Особое состояние и самоощущение лирического героя выражается сравнением с раковиной без жемчужин. Последняя соотнесена, но не полностью тождественна с заявленной в названии просто раковиной. Различие между двумя вариантами одного образа связано с представлением о ненужности лирического героя, осмысление чего и составляет главный вопрос-сомнение в движении рефлексии. В этом проблематическом ракурсе актуализируется архетипическая семантика раковины с жемчужиной внутри: традиционно считалось, что жемчуг в раковине возникал под воздействием утренней росы. Отсюда раковина, способная родить жемчужину из одной небесной росы, превратилась в символ решения, которое надо искать в самом себе. Изображение морской раковины, закрывающей створки, символизировало самопознание. Таким образом, жемчуг, выраставший в раковине, так или иначе связывался с плодом неких духовно-интеллектуальных усилий, соотнесённых с идеей развития. Параллель между лирическим героем и раковиной свидетельствует о результате динамики развития его сознания: он уже отчётливо отождествляет себя с сущностью, способной к развитию и рождению чего-то драгоценного и редкого, и это созидание является его природной заданностью (по аналогии с раковиной, главное назначение которой – охранять и взращивать внутри жемчужину). Данный комплекс представлений с актуализацией мотива самопознания крайне близок восточному мироощущению, в котором целостно сопряжён ряд рассматриваемых универсалий, моделирующих развитие лирического сюжета о пути-познании.

Образ жемчужины, пока отсутствующей у раковины-героя, приобретает также символическое значение, основная семантика которого сближает его прежде всего с образом ночи. Так, жемчуг, в том числе и в китайской картине мира, олицетворяет лунное начало, силу вод, сущность Луны, управляющей приливами и отливами, зародыш, космическую жизнь, божественную сущность, дающую жизнь, силу праматери, женское начало океана, свет, посвящение, закон жизни космоса, справедливость и др.

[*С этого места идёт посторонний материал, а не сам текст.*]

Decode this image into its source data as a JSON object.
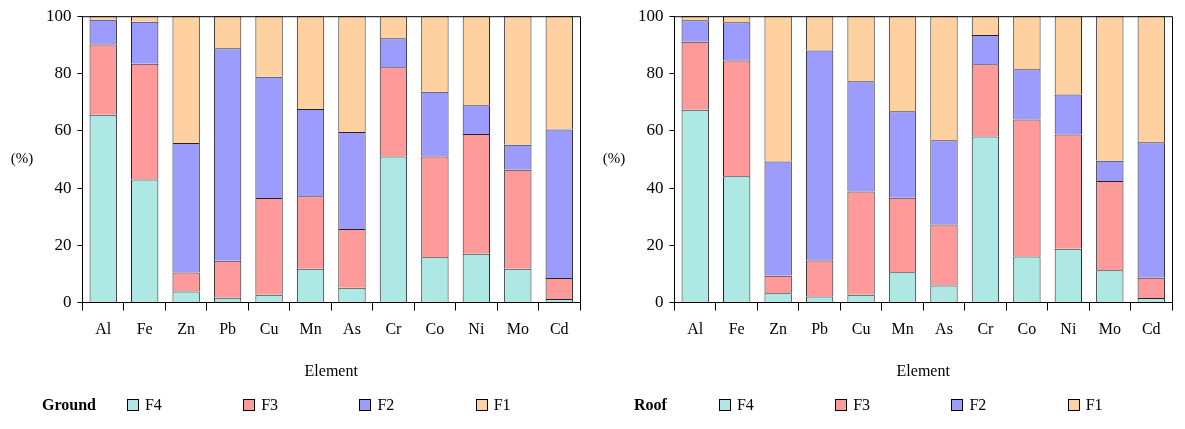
{
  "chart_data": [
    {
      "type": "bar",
      "stacked": true,
      "xlabel": "Element",
      "ylabel": "(%)",
      "legend_title": "Ground",
      "legend": "bottom",
      "grid": false,
      "categories": [
        "Al",
        "Fe",
        "Zn",
        "Pb",
        "Cu",
        "Mn",
        "As",
        "Cr",
        "Co",
        "Ni",
        "Mo",
        "Cd"
      ],
      "ylim": [
        0,
        100
      ],
      "yticks": [
        0,
        20,
        40,
        60,
        80,
        100
      ],
      "series": [
        {
          "name": "F4",
          "color": "#aee8e4",
          "values": [
            65.6,
            43.0,
            3.9,
            1.7,
            2.7,
            11.8,
            5.2,
            51.0,
            15.8,
            17.1,
            11.8,
            1.3
          ]
        },
        {
          "name": "F3",
          "color": "#ff9a9a",
          "values": [
            24.5,
            40.4,
            6.6,
            12.9,
            33.8,
            25.3,
            20.5,
            31.2,
            35.2,
            41.8,
            34.6,
            7.3
          ]
        },
        {
          "name": "F2",
          "color": "#9c9cff",
          "values": [
            8.7,
            14.7,
            45.2,
            74.2,
            42.4,
            30.5,
            33.9,
            10.1,
            22.6,
            10.0,
            8.7,
            51.8
          ]
        },
        {
          "name": "F1",
          "color": "#ffd0a0",
          "values": [
            1.2,
            1.9,
            44.3,
            11.2,
            21.1,
            32.4,
            40.4,
            7.7,
            26.4,
            31.1,
            44.9,
            39.6
          ]
        }
      ]
    },
    {
      "type": "bar",
      "stacked": true,
      "xlabel": "Element",
      "ylabel": "(%)",
      "legend_title": "Roof",
      "legend": "bottom",
      "grid": false,
      "categories": [
        "Al",
        "Fe",
        "Zn",
        "Pb",
        "Cu",
        "Mn",
        "As",
        "Cr",
        "Co",
        "Ni",
        "Mo",
        "Cd"
      ],
      "ylim": [
        0,
        100
      ],
      "yticks": [
        0,
        20,
        40,
        60,
        80,
        100
      ],
      "series": [
        {
          "name": "F4",
          "color": "#aee8e4",
          "values": [
            67.3,
            44.1,
            3.3,
            2.1,
            2.7,
            10.6,
            6.0,
            58.0,
            16.1,
            18.8,
            11.3,
            1.6
          ]
        },
        {
          "name": "F3",
          "color": "#ff9a9a",
          "values": [
            23.8,
            40.4,
            6.1,
            12.6,
            36.1,
            26.0,
            21.3,
            25.2,
            47.8,
            39.9,
            31.2,
            7.1
          ]
        },
        {
          "name": "F2",
          "color": "#9c9cff",
          "values": [
            7.5,
            13.4,
            39.9,
            73.3,
            38.5,
            30.2,
            29.4,
            10.2,
            17.6,
            14.0,
            7.0,
            47.3
          ]
        },
        {
          "name": "F1",
          "color": "#ffd0a0",
          "values": [
            1.4,
            2.1,
            50.7,
            12.0,
            22.7,
            33.2,
            43.3,
            6.6,
            18.5,
            27.3,
            50.5,
            44.0
          ]
        }
      ]
    }
  ]
}
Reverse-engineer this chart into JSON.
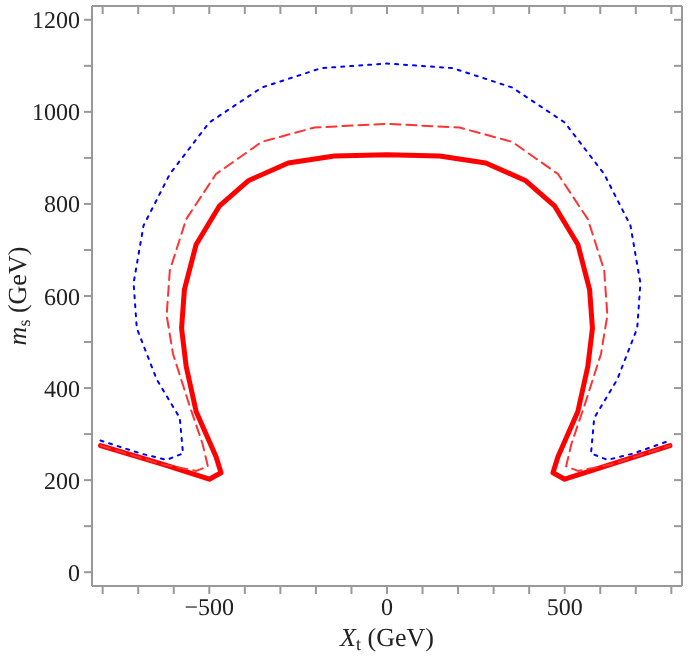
{
  "chart_data": {
    "type": "line",
    "xlabel": "X$_{t}$ (GeV)",
    "ylabel": "m$_{s}$ (GeV)",
    "xlim": [
      -830,
      830
    ],
    "ylim": [
      -30,
      1230
    ],
    "xticks": [
      {
        "value": -800,
        "label": null
      },
      {
        "value": -700,
        "label": null
      },
      {
        "value": -600,
        "label": null
      },
      {
        "value": -500,
        "label": "−500"
      },
      {
        "value": -400,
        "label": null
      },
      {
        "value": -300,
        "label": null
      },
      {
        "value": -200,
        "label": null
      },
      {
        "value": -100,
        "label": null
      },
      0,
      {
        "value": 100,
        "label": null
      },
      {
        "value": 200,
        "label": null
      },
      {
        "value": 300,
        "label": null
      },
      {
        "value": 400,
        "label": null
      },
      500,
      {
        "value": 600,
        "label": null
      },
      {
        "value": 700,
        "label": null
      },
      {
        "value": 800,
        "label": null
      }
    ],
    "yticks": [
      0,
      {
        "value": 100,
        "label": null
      },
      200,
      {
        "value": 300,
        "label": null
      },
      400,
      {
        "value": 500,
        "label": null
      },
      600,
      {
        "value": 700,
        "label": null
      },
      800,
      {
        "value": 900,
        "label": null
      },
      1000,
      {
        "value": 1100,
        "label": null
      },
      1200
    ],
    "grid": false,
    "legend": false,
    "marker": "none",
    "series": [
      {
        "color": "#ff0000",
        "line_style": "solid",
        "x": [
          -806,
          -630,
          -500,
          -467,
          -481,
          -537,
          -565,
          -578,
          -570,
          -537,
          -472,
          -389,
          -278,
          -148,
          0,
          148,
          278,
          389,
          472,
          537,
          570,
          578,
          565,
          537,
          481,
          467,
          500,
          630,
          796
        ],
        "values": [
          275,
          234,
          202,
          216,
          251,
          349,
          447,
          530,
          614,
          712,
          795,
          851,
          889,
          904,
          907,
          904,
          889,
          851,
          795,
          712,
          614,
          530,
          447,
          349,
          251,
          216,
          202,
          234,
          275
        ]
      },
      {
        "color": "#ff3333",
        "line_style": "dashed",
        "x": [
          -806,
          -630,
          -537,
          -504,
          -519,
          -556,
          -602,
          -620,
          -611,
          -565,
          -481,
          -352,
          -204,
          0,
          204,
          352,
          481,
          565,
          611,
          620,
          602,
          556,
          519,
          504,
          537,
          630,
          796
        ],
        "values": [
          275,
          234,
          220,
          230,
          279,
          363,
          474,
          558,
          656,
          767,
          865,
          935,
          966,
          974,
          966,
          935,
          865,
          767,
          656,
          558,
          474,
          363,
          279,
          230,
          220,
          234,
          275
        ]
      },
      {
        "color": "#0000ff",
        "line_style": "dotted",
        "x": [
          -806,
          -694,
          -620,
          -574,
          -583,
          -648,
          -704,
          -713,
          -685,
          -611,
          -500,
          -352,
          -185,
          0,
          185,
          352,
          500,
          611,
          685,
          713,
          704,
          648,
          583,
          574,
          620,
          694,
          796
        ],
        "values": [
          286,
          258,
          244,
          258,
          335,
          419,
          530,
          628,
          753,
          865,
          977,
          1053,
          1095,
          1105,
          1095,
          1053,
          977,
          865,
          753,
          628,
          530,
          419,
          335,
          258,
          244,
          258,
          286
        ]
      }
    ]
  }
}
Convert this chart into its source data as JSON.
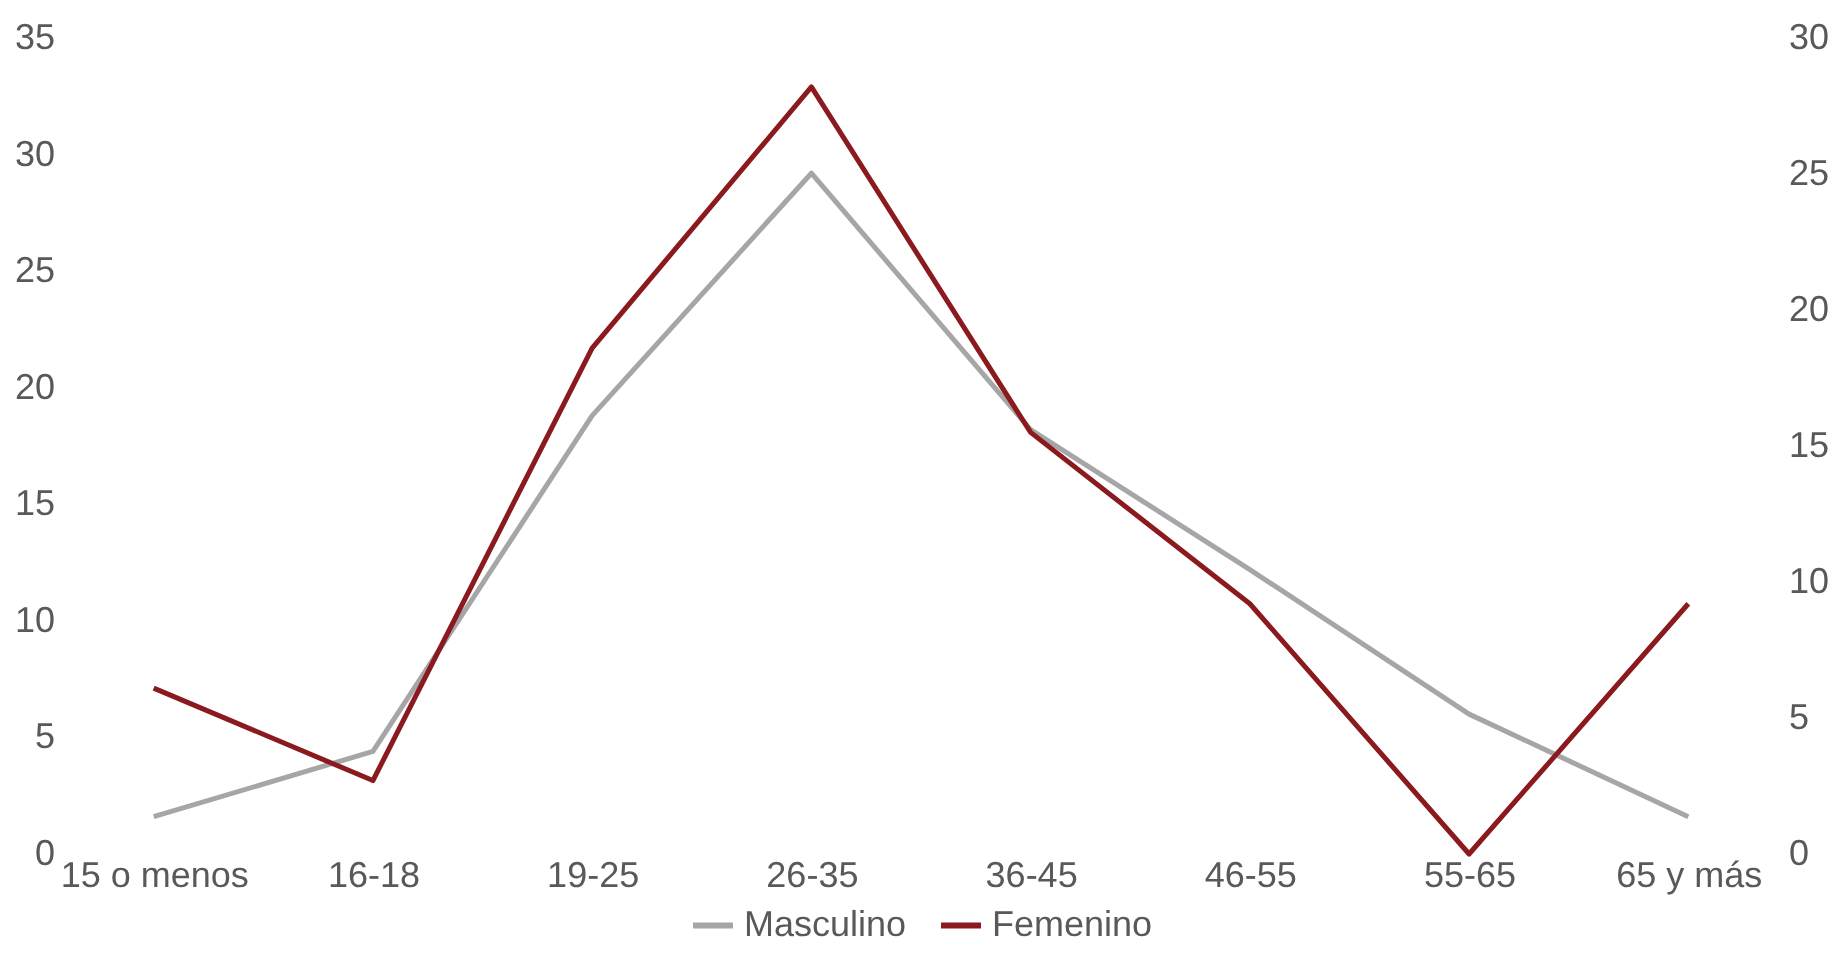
{
  "chart_data": {
    "type": "line",
    "categories": [
      "15 o menos",
      "16-18",
      "19-25",
      "26-35",
      "36-45",
      "46-55",
      "55-65",
      "65 y más"
    ],
    "series": [
      {
        "name": "Masculino",
        "color": "#a6a6a6",
        "values": [
          1.6,
          4.4,
          18.8,
          29.2,
          18.2,
          12.2,
          6.0,
          1.6
        ]
      },
      {
        "name": "Femenino",
        "color": "#8b1a1f",
        "axis": "y2",
        "values": [
          6.1,
          2.7,
          18.6,
          28.2,
          15.5,
          9.2,
          0,
          9.2
        ]
      }
    ],
    "ylim": [
      0,
      35
    ],
    "yticks": [
      0,
      5,
      10,
      15,
      20,
      25,
      30,
      35
    ],
    "y2lim": [
      0,
      30
    ],
    "y2ticks": [
      0,
      5,
      10,
      15,
      20,
      25,
      30
    ],
    "grid": false,
    "legend": "bottom",
    "marker": "none",
    "line_style": "solid"
  }
}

. Этот ряд вариативных значений представляет собой реализацию одной из возможностей, заложенных в образе ночи как первородного состояния. Последний вновь актуализируется в первой строфе в связи с образом, задающим вектор движения лирического героя, – мировой пучины. Перемещение героя в максимально широком и метафизическом пространстве подчинено не личной воле, но сверхзаданности. Мотив выброшенного на берег человека или предмета в мировой традиции связан с комплексом мотивов странничества/поиска/пути. В то же время само направление движения субъекта предполагает разные, но взаимосвязанные возможности истолкования. С одной стороны, пространство от мировой пучины к ночи как образу первобытного хаоса предполагает своего рода движение по кругу, кольцевую композицию пути, что воссоздает в сжатом виде общее хронотопическое и сюжетное движение ряда стихотворений: герой, выделившийся из неопределенной субстанции окружающего мира и приобщившийся к познанию, возвращается в то же синкретическое пространство хаоса-гармонии. С другой стороны, образы пространства первой строфы не тождественны полностью, а их изменение актуализирует динамику в развитии личного пути лирического героя: он совершает движение из неопределённо широкого и неоформленного пространства (мировая пучина) в сферу, ограниченную и обозначенную (берег). Образ берега связан с представлениями о достижении героем иной стихии – земли, что, вероятно, мотивировано его возможностью и желанием достичь некоего самоопределения. В то же время многозначность образа усложняется в связи с проведённой выше аналогией между лирическим героем и раковиной: ситуация осмысления собственной целесообразности в конце первой строфы усиливается, так как герой-раковина попадает в чуждую ему среду.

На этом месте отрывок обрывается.